The result has not been long in coming. The rising cost of the most prestigious Cuban vitolas and the decline in quality have caused a shift in the market. “For years the cigar is not what it used to be,” says González. It does not have the strength or the aroma of before; it doesn’t last as long either and that’s because they put less tobacco in it so that it shoots better and the result is that it burns sooner».

Faced with this situation, the tobacconists have been diversifying their cellars for some time and giving entrance to origins that carried the role of second best, but which the current situation has put in the place they deserve. “Why wasn’t more premium from the Dominican Republic, Nicaragua, and Honduras sold? Before, the usual expression was ‘For 3 euros more, I’ll buy a cigar’. But that’s over. If the Cohiba costs 66 and the tobacconist offers me another for 15 or 17 that satisfies me, sooner or later people try other origins,” says Conejo Blázquez.

This is what is happening and what explains why the premium world, far from sinking, is diversifying. «Just as in cigarettes we have all noticed a marked decrease -concludes Navarro Basabe-, in cigars, perhaps due to scarcity, my sales rose by 45%. But it is that in pure premium (several origins) that increase was 67%. And that is no accident.”
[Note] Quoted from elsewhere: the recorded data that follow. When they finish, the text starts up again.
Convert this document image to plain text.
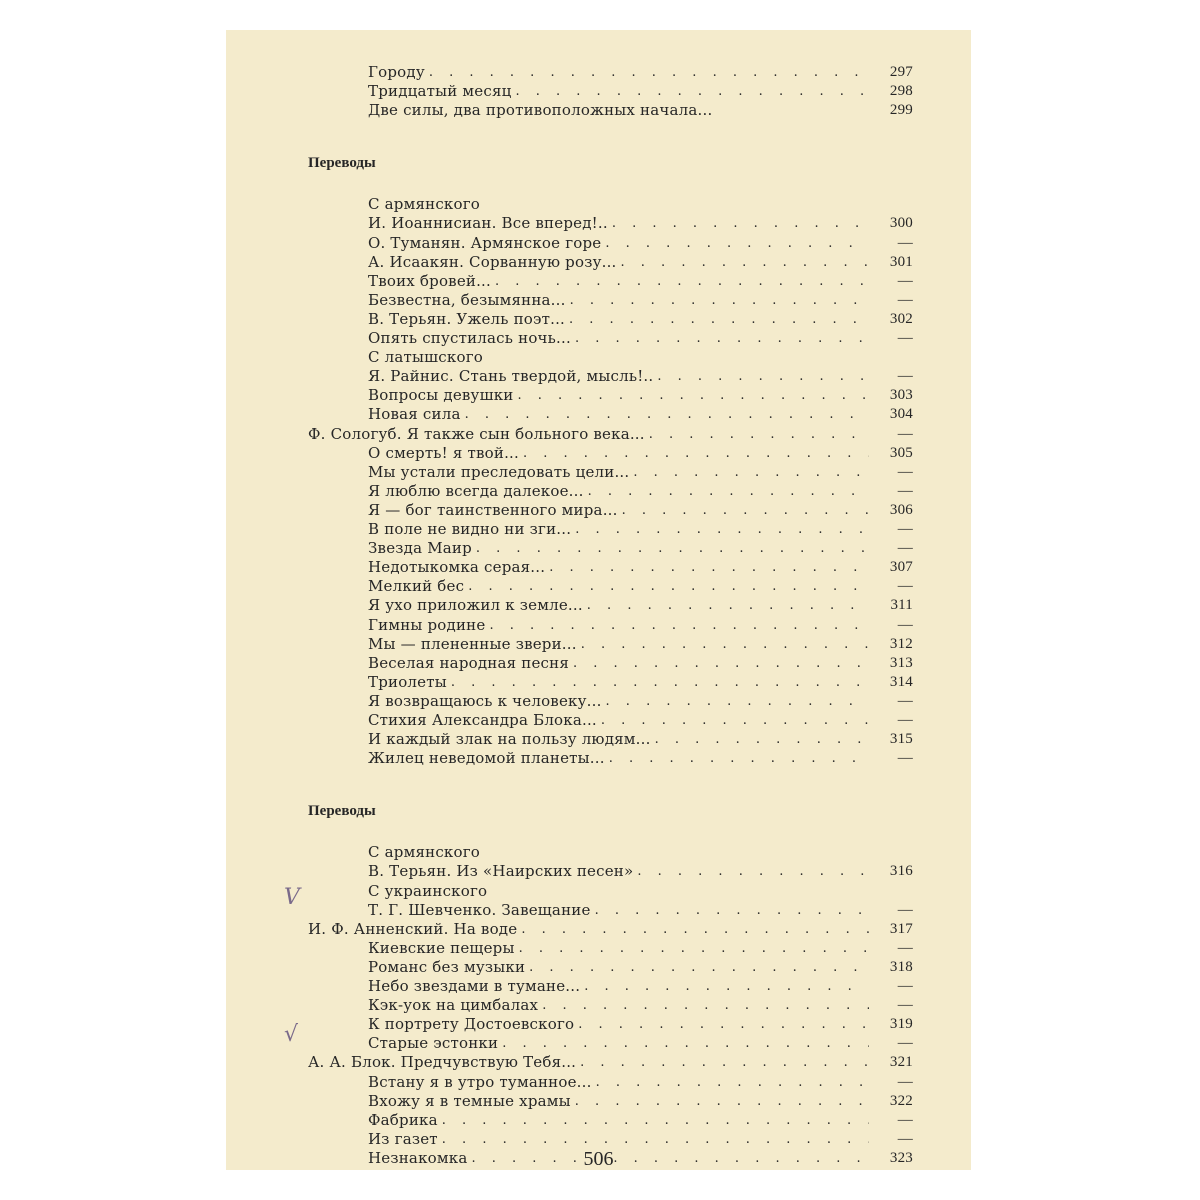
Городу . . .	297
Тридцатый месяц . . .	298
Две силы, два противоположных начала...	299
Переводы
С армянского
И. Иоаннисиан. Все вперед!.. . . .	300
О. Туманян. Армянское горе . . .	—
А. Исаакян. Сорванную розу... . . .	301
Твоих бровей... . . .	—
Безвестна, безымянна... . . .	—
В. Терьян. Ужель поэт... . . .	302
Опять спустилась ночь... . . .	—
С латышского
Я. Райнис. Стань твердой, мысль!.. . . .	—
Вопросы девушки . . .	303
Новая сила . . .	304
Ф. Сологуб. Я также сын больного века... . . .	—
О смерть! я твой... . . .	305
Мы устали преследовать цели... . . .	—
Я люблю всегда далекое... . . .	—
Я — бог таинственного мира... . . .	306
В поле не видно ни зги... . . .	—
Звезда Маир . . .	—
Недотыкомка серая... . . .	307
Мелкий бес . . .	—
Я ухо приложил к земле... . . .	311
Гимны родине . . .	—
Мы — плененные звери... . . .	312
Веселая народная песня . . .	313
Триолеты . . .	314
Я возвращаюсь к человеку... . . .	—
Стихия Александра Блока... . . .	—
И каждый злак на пользу людям... . . .	315
Жилец неведомой планеты... . . .	—
Переводы
С армянского
В. Терьян. Из «Наирских песен» . . .	316
С украинского
Т. Г. Шевченко. Завещание . . .	—
И. Ф. Анненский. На воде . . .	317
Киевские пещеры . . .	—
Романс без музыки . . .	318
Небо звездами в тумане... . . .	—
Кэк-уок на цимбалах . . .	—
К портрету Достоевского . . .	319
Старые эстонки . . .	—
А. А. Блок. Предчувствую Тебя... . . .	321
Встану я в утро туманное... . . .	—
Вхожу я в темные храмы . . .	322
Фабрика . . .	—
Из газет . . .	—
Незнакомка . . .	323
V
√
506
‘Mechanized’ cigars in Solares, the only factory on the Peninsula

There was a time when Altadis, born from the merger of Tabacalera and the French Seita, had a long dozen factories in Spain. Today there is only one left, in Solares (180 direct jobs), focused on making mechanized cigars, and whose production is destined for Germany, Spain, France, Greece, Portugal or the United Kingdom.

They also manufacture cigarettes in Tenerife with local partners, ‘partners’, since for tax purposes the Canary Islands work as a third country and the price of the tariffs makes another formula unfeasible (the same thing happens to Philip Morris, for example). Extremadura is home to one of the largest tobacco centers in the EU. Its production is acquired by the public company CETARSA (of Sepi, although Altadis participates with 20%).

Cigarettes are the most heavily taxed product on the market, more so than hydrocarbons or alcohol (excise duties and VAT represent 80% of the price of a pack). The pressure, they maintain from Altadis, however, has more to do with the climate of growing prohibition, now that it is even proposed to eliminate consumption in open spaces such as terraces, or the draft bill that proposes limiting the sale of vapers to tobacconists.